El-Qaëda veut rétablir le régime
taliban en Afghanistan
Un haut responsable d’el-Qaëda affirme dans un enregistrement audio mis en ligne hier que son organisation se bat en Afghanistan pour rétablir l’ancien régime des talibans, renversé par les États-Unis fin 2001. « Nous, membres de l’organisation el-Qaëda (...), menons actuellement le jihad en Afghanistan aux côtés de nos frères du mouvement taliban pour vaincre l’occupant et le gouvernement qu’il a installé à Kaboul, et rétablir l’État islamique » dans ce pays, déclare Abou Leïth al-Libi, un islamiste libyen qui s’était joint aux moudjahidine afghans dans les années 80. L’enregistrement d’une trentaine de minutes remonte à octobre dernier. « Notre jihad est mené à partir de bases situées à l’intérieur de l’Afghanistan contre des positions situées en profondeur du territoire afghan », ajoute M. al-Libi, réputé pour son expertise dans la fabrication d’explosifs et la guérilla. Les opérations conjointes d’el-Qaëda et des talibans sont menées « sous la direction du mollah Seïf al-Rahman al-Mansour (...), qui avait assumé des responsabilités dans l’émirat islamique », précise-t-il.

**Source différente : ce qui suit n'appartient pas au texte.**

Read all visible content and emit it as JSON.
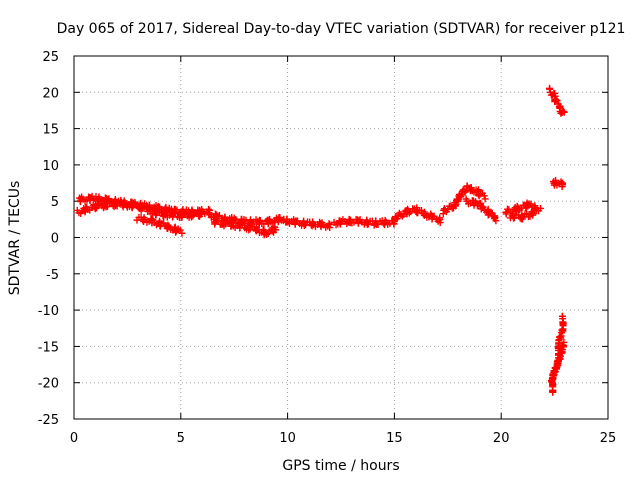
{
  "chart_data": {
    "type": "scatter",
    "title": "Day 065 of 2017, Sidereal Day-to-day VTEC variation (SDTVAR) for receiver p121",
    "xlabel": "GPS time / hours",
    "ylabel": "SDTVAR / TECUs",
    "xlim": [
      0,
      25
    ],
    "ylim": [
      -25,
      25
    ],
    "xticks": [
      "0",
      "5",
      "10",
      "15",
      "20",
      "25"
    ],
    "yticks": [
      "25",
      "20",
      "15",
      "10",
      "5",
      "0",
      "-5",
      "-10",
      "-15",
      "-20",
      "-25"
    ],
    "grid": true,
    "legend": "none",
    "marker": "+",
    "series": [
      {
        "color": "#ff0000",
        "segments": [
          {
            "x": [
              0.2,
              1.0,
              2.0,
              3.0,
              4.0,
              4.8,
              5.5,
              6.3
            ],
            "y": [
              5.2,
              5.4,
              4.9,
              4.5,
              4.0,
              3.6,
              3.5,
              3.6
            ]
          },
          {
            "x": [
              0.2,
              1.0,
              2.0,
              3.0,
              4.0,
              5.0,
              6.0
            ],
            "y": [
              3.5,
              4.3,
              4.6,
              4.3,
              3.2,
              3.0,
              3.2
            ]
          },
          {
            "x": [
              3.0,
              3.6,
              4.3,
              5.0
            ],
            "y": [
              2.6,
              2.3,
              1.6,
              0.8
            ]
          },
          {
            "x": [
              6.3,
              7.0,
              8.0,
              9.0,
              9.8
            ],
            "y": [
              3.2,
              2.6,
              2.2,
              2.1,
              2.6
            ]
          },
          {
            "x": [
              6.5,
              7.5,
              8.5,
              9.0,
              9.5
            ],
            "y": [
              2.2,
              1.7,
              1.2,
              0.6,
              1.3
            ]
          },
          {
            "x": [
              9.8,
              10.5,
              11.5,
              12.0
            ],
            "y": [
              2.4,
              2.0,
              1.8,
              1.6
            ]
          },
          {
            "x": [
              12.2,
              13.0,
              14.0,
              15.0
            ],
            "y": [
              2.0,
              2.3,
              2.0,
              2.1
            ]
          },
          {
            "x": [
              15.0,
              15.5,
              16.0,
              16.6,
              17.2
            ],
            "y": [
              2.5,
              3.5,
              3.8,
              3.0,
              2.3
            ]
          },
          {
            "x": [
              17.3,
              17.8,
              18.4,
              18.8,
              19.2
            ],
            "y": [
              3.5,
              4.5,
              6.8,
              6.5,
              5.6
            ]
          },
          {
            "x": [
              18.4,
              18.9,
              19.4,
              19.8
            ],
            "y": [
              5.0,
              4.6,
              3.5,
              2.5
            ]
          },
          {
            "x": [
              20.2,
              20.8,
              21.3,
              21.8
            ],
            "y": [
              3.5,
              4.0,
              4.5,
              3.8
            ]
          },
          {
            "x": [
              20.4,
              21.0,
              21.6
            ],
            "y": [
              3.0,
              2.8,
              3.5
            ]
          },
          {
            "x": [
              22.3,
              22.5,
              22.7,
              22.9
            ],
            "y": [
              20.3,
              19.3,
              18.2,
              17.0
            ]
          },
          {
            "x": [
              22.4,
              22.6,
              22.8,
              22.9
            ],
            "y": [
              7.4,
              7.6,
              7.3,
              7.2
            ]
          },
          {
            "x": [
              22.35,
              22.55,
              22.75,
              22.9
            ],
            "y": [
              -21.5,
              -18.0,
              -14.5,
              -11.0
            ]
          },
          {
            "x": [
              22.4,
              22.6,
              22.8,
              22.9
            ],
            "y": [
              -20.0,
              -17.5,
              -15.5,
              -14.5
            ]
          }
        ]
      }
    ]
  }
}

Washington n’a pas l’intention
de maintenir un « goulag »
à Guantanamo, affirme Straw
Les États-Unis n’ont pas l’intention de maintenir un « goulag » dans la prison de Guantanamo, sur l’île de Cuba, a affirmé hier le ministre britannique des Affaires étrangères, Jack Straw, dans un entretien accordé à la BBC. « Bien entendu, je comprends les préoccupations exprimées en Grande-Bretagne, en Europe et aux États-Unis concernant Guantanamo Bay. Il est aussi important de reconnaître le revers de cette médaille, qui est le 11 septembre qui n’est pas une invention de la CIA », a poursuivi M. Straw.

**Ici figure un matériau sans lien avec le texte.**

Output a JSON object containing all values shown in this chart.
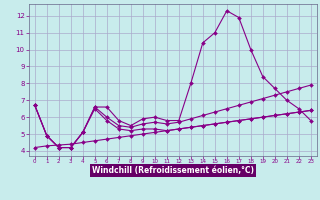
{
  "xlabel": "Windchill (Refroidissement éolien,°C)",
  "bg_color": "#c8ecec",
  "xlabel_bg_color": "#660066",
  "line_color": "#880088",
  "grid_color": "#aaaacc",
  "spine_color": "#666688",
  "xlim": [
    -0.5,
    23.5
  ],
  "ylim": [
    3.7,
    12.7
  ],
  "yticks": [
    4,
    5,
    6,
    7,
    8,
    9,
    10,
    11,
    12
  ],
  "xticks": [
    0,
    1,
    2,
    3,
    4,
    5,
    6,
    7,
    8,
    9,
    10,
    11,
    12,
    13,
    14,
    15,
    16,
    17,
    18,
    19,
    20,
    21,
    22,
    23
  ],
  "series": [
    [
      6.7,
      4.9,
      4.2,
      4.2,
      5.1,
      6.6,
      6.6,
      5.8,
      5.5,
      5.9,
      6.0,
      5.8,
      5.8,
      8.0,
      10.4,
      11.0,
      12.3,
      11.9,
      10.0,
      8.4,
      7.7,
      7.0,
      6.5,
      5.8
    ],
    [
      6.7,
      4.9,
      4.2,
      4.2,
      5.1,
      6.6,
      6.0,
      5.5,
      5.4,
      5.6,
      5.7,
      5.6,
      5.7,
      5.9,
      6.1,
      6.3,
      6.5,
      6.7,
      6.9,
      7.1,
      7.3,
      7.5,
      7.7,
      7.9
    ],
    [
      6.7,
      4.9,
      4.2,
      4.2,
      5.1,
      6.5,
      5.8,
      5.3,
      5.2,
      5.3,
      5.3,
      5.2,
      5.3,
      5.4,
      5.5,
      5.6,
      5.7,
      5.8,
      5.9,
      6.0,
      6.1,
      6.2,
      6.3,
      6.4
    ],
    [
      4.2,
      4.3,
      4.35,
      4.4,
      4.5,
      4.6,
      4.7,
      4.8,
      4.9,
      5.0,
      5.1,
      5.2,
      5.3,
      5.4,
      5.5,
      5.6,
      5.7,
      5.8,
      5.9,
      6.0,
      6.1,
      6.2,
      6.3,
      6.4
    ]
  ]
}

Le secrétaire au Foreign Office a également souligné « qu’un grand nombre de personnes ont été libérées ou présentées en justice », après avoir été détenues dans la base américaine.
« Le problème est que faire de ceux qui restent, et c’est une question sur laquelle l’Administration américaine va devoir prendre sa propre décision, et franchement, je ne vais pas essayer de deviner » ce qu’elle décidera, a ajouté M. Straw. Londres considère la base de Guantanamo comme une « anomalie », mais n’a pas appelé officiellement à sa fermeture.

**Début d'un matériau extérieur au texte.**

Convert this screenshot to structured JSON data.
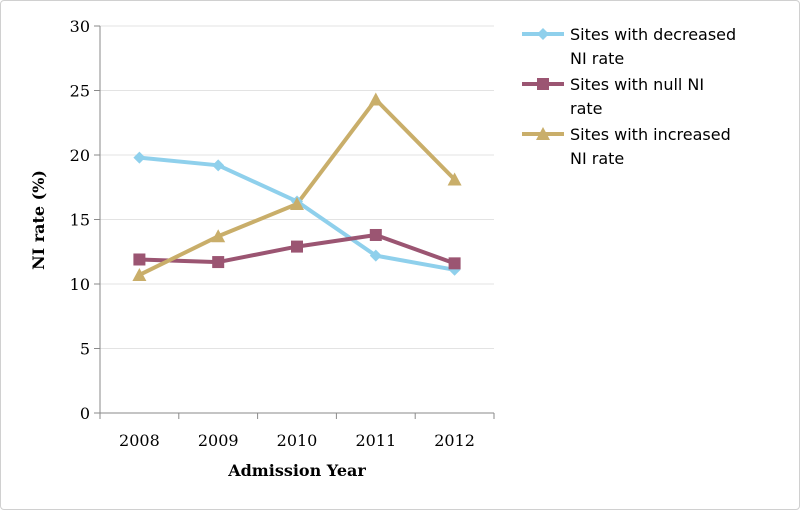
{
  "chart_data": {
    "type": "line",
    "categories": [
      "2008",
      "2009",
      "2010",
      "2011",
      "2012"
    ],
    "series": [
      {
        "name": "Sites with decreased NI rate",
        "name_lines": [
          "Sites with decreased",
          "NI rate"
        ],
        "values": [
          19.8,
          19.2,
          16.4,
          12.2,
          11.1
        ],
        "color": "#8fd0ec",
        "marker": "diamond"
      },
      {
        "name": "Sites with null NI rate",
        "name_lines": [
          "Sites with null NI",
          "rate"
        ],
        "values": [
          11.9,
          11.7,
          12.9,
          13.8,
          11.6
        ],
        "color": "#9b5572",
        "marker": "square"
      },
      {
        "name": "Sites with increased NI rate",
        "name_lines": [
          "Sites with increased",
          "NI rate"
        ],
        "values": [
          10.7,
          13.7,
          16.2,
          24.3,
          18.1
        ],
        "color": "#c9ae6a",
        "marker": "triangle"
      }
    ],
    "xlabel": "Admission Year",
    "ylabel": "NI rate (%)",
    "ylim": [
      0,
      30
    ],
    "yticks": [
      0,
      5,
      10,
      15,
      20,
      25,
      30
    ],
    "grid": true,
    "legend": "right"
  }
}
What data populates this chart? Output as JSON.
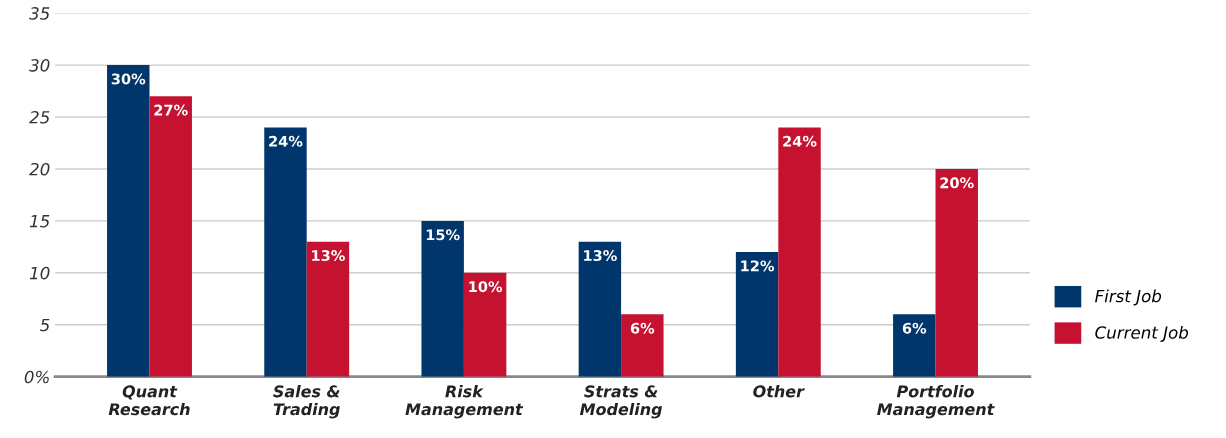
{
  "chart_data": {
    "type": "bar",
    "categories": [
      "Quant\nResearch",
      "Sales &\nTrading",
      "Risk\nManagement",
      "Strats &\nModeling",
      "Other",
      "Portfolio\nManagement"
    ],
    "series": [
      {
        "name": "First Job",
        "color": "#00366b",
        "values": [
          30,
          24,
          15,
          13,
          12,
          6
        ],
        "value_labels": [
          "30%",
          "24%",
          "15%",
          "13%",
          "12%",
          "6%"
        ]
      },
      {
        "name": "Current Job",
        "color": "#c41230",
        "values": [
          27,
          13,
          10,
          6,
          24,
          20
        ],
        "value_labels": [
          "27%",
          "13%",
          "10%",
          "6%",
          "24%",
          "20%"
        ]
      }
    ],
    "ylim": [
      0,
      35
    ],
    "yticks": [
      {
        "value": 0,
        "label": "0%"
      },
      5,
      10,
      15,
      20,
      25,
      30,
      35
    ],
    "grid": "y",
    "legend": "right"
  }
}
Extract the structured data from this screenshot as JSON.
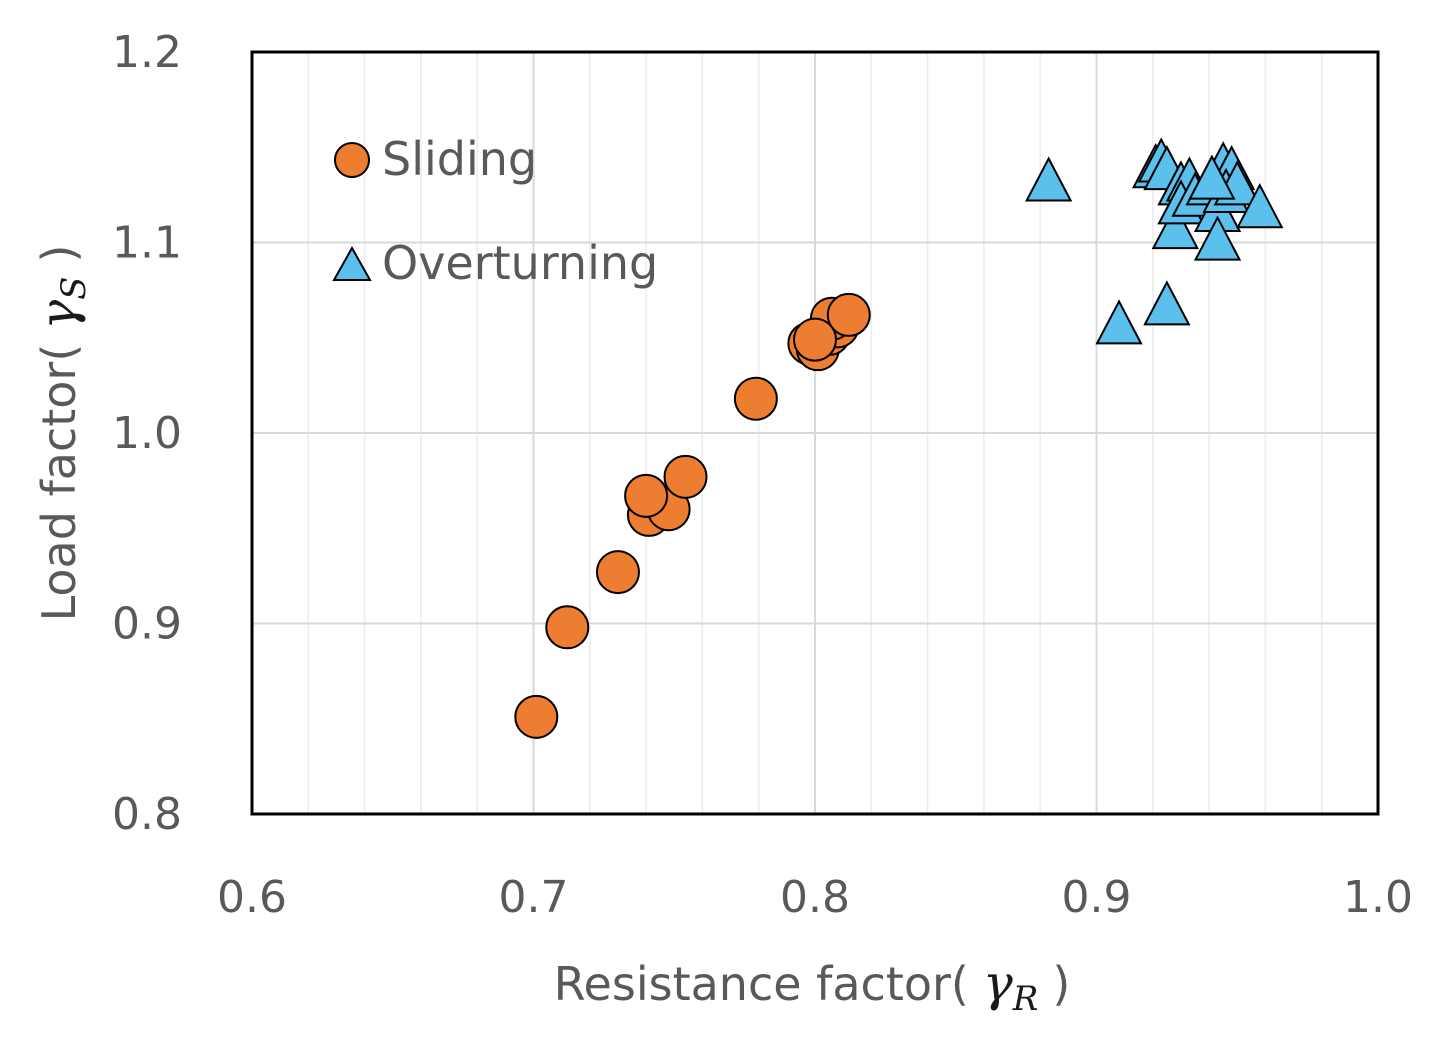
{
  "chart_data": {
    "type": "scatter",
    "xlabel": {
      "prefix": "Resistance factor(",
      "symbol": "γ",
      "subscript": "R",
      "suffix": ")"
    },
    "ylabel": {
      "prefix": "Load factor(",
      "symbol": "γ",
      "subscript": "S",
      "suffix": ")"
    },
    "xlim": [
      0.6,
      1.0
    ],
    "ylim": [
      0.8,
      1.2
    ],
    "xticks": [
      "0.6",
      "0.7",
      "0.8",
      "0.9",
      "1.0"
    ],
    "yticks": [
      "0.8",
      "0.9",
      "1.0",
      "1.1",
      "1.2"
    ],
    "grid": true,
    "legend_position": "top-left",
    "series": [
      {
        "name": "Sliding",
        "marker": "circle",
        "color": "#ED7D31",
        "points": [
          {
            "x": 0.701,
            "y": 0.851
          },
          {
            "x": 0.712,
            "y": 0.898
          },
          {
            "x": 0.73,
            "y": 0.927
          },
          {
            "x": 0.741,
            "y": 0.957
          },
          {
            "x": 0.748,
            "y": 0.96
          },
          {
            "x": 0.74,
            "y": 0.967
          },
          {
            "x": 0.754,
            "y": 0.977
          },
          {
            "x": 0.779,
            "y": 1.018
          },
          {
            "x": 0.798,
            "y": 1.047
          },
          {
            "x": 0.801,
            "y": 1.044
          },
          {
            "x": 0.805,
            "y": 1.052
          },
          {
            "x": 0.808,
            "y": 1.056
          },
          {
            "x": 0.806,
            "y": 1.06
          },
          {
            "x": 0.812,
            "y": 1.062
          },
          {
            "x": 0.8,
            "y": 1.049
          }
        ]
      },
      {
        "name": "Overturning",
        "marker": "triangle",
        "color": "#5BC0EB",
        "points": [
          {
            "x": 0.883,
            "y": 1.132
          },
          {
            "x": 0.908,
            "y": 1.057
          },
          {
            "x": 0.925,
            "y": 1.067
          },
          {
            "x": 0.921,
            "y": 1.139
          },
          {
            "x": 0.923,
            "y": 1.142
          },
          {
            "x": 0.925,
            "y": 1.138
          },
          {
            "x": 0.93,
            "y": 1.13
          },
          {
            "x": 0.933,
            "y": 1.132
          },
          {
            "x": 0.928,
            "y": 1.107
          },
          {
            "x": 0.93,
            "y": 1.12
          },
          {
            "x": 0.935,
            "y": 1.124
          },
          {
            "x": 0.94,
            "y": 1.13
          },
          {
            "x": 0.943,
            "y": 1.116
          },
          {
            "x": 0.945,
            "y": 1.14
          },
          {
            "x": 0.948,
            "y": 1.138
          },
          {
            "x": 0.946,
            "y": 1.126
          },
          {
            "x": 0.95,
            "y": 1.13
          },
          {
            "x": 0.943,
            "y": 1.101
          },
          {
            "x": 0.958,
            "y": 1.118
          },
          {
            "x": 0.941,
            "y": 1.133
          }
        ]
      }
    ]
  }
}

Le Premier ministre australien
estime que seule une minorité
de musulmans ne peut pas s’intégrer
Le Premier ministre conservateur australien, John Howard, a récemment fustigé une minorité de musulmans qui « font l’éloge du jihad » (guerre sainte) et adoptent « des comportements extrémistes » envers les femmes, affirmant qu’ils ne pouvaient pas s’intégrer à la société, a rapporté hier la presse locale.
« Je pense sincèrement (...) qu’il y a une fraction qui est complètement opposée à notre société, et cela pose un problème », a ainsi déclaré M. Howard. « Il n’en est pas de même en ce qui concerne l’immigration italienne, grecque, libanaise, chinoise ou balte en Australie », a-t-il ajouté, se déclarant cependant confiant du succès de l’intégration de la grande majorité des musulmans. Interrogé sur ces propos, M. Howard a assuré maintenir ses déclarations, soulignant que les « gens qui viennent en Australie doivent adopter les manières de vivre australiennes ». « Nous ne leur demandons pas d’oublier leur pays d’origine, nous respectons toutes les religions et les gens ont le droit de les pratiquer, mais il y a certaines choses qui ne font pas partie de la tradition australienne », a-t-il encore dit.
Accord européen sur la
conservation des données
L’Union européenne a adopté hier un accord sur la conservation des données des télécommunications pour lutter contre le terrorisme. Les ministres de la Justice des 25 étaient parvenus en décembre à un compromis sur ce dossier, mais l’Irlande gardait des réserves sur un point juridique sans pouvoir s’y opposer, la décision étant prise à la majorité qualifiée. Ils ont entériné hier le même compromis.
L’accord, qui a déjà été approuvé par le Parlement européen, obligera les opérateurs à conserver les données des communications téléphoniques et des courriels, dont l’exploitation s’est révélée essentielle dans l’enquête sur les poseurs de bombes de Londres en juillet dernier. Les données essentielles des communications téléphoniques, des e-mails et de la téléphonie par Internet devront être conservées de 6 à 24 mois, et les pays qui veulent aller plus loin pourront le faire s’ils le souhaitent. Il ne s’agit pas de leur contenu, mais de la date, de l’heure, du lieu et des numéros mis en communication.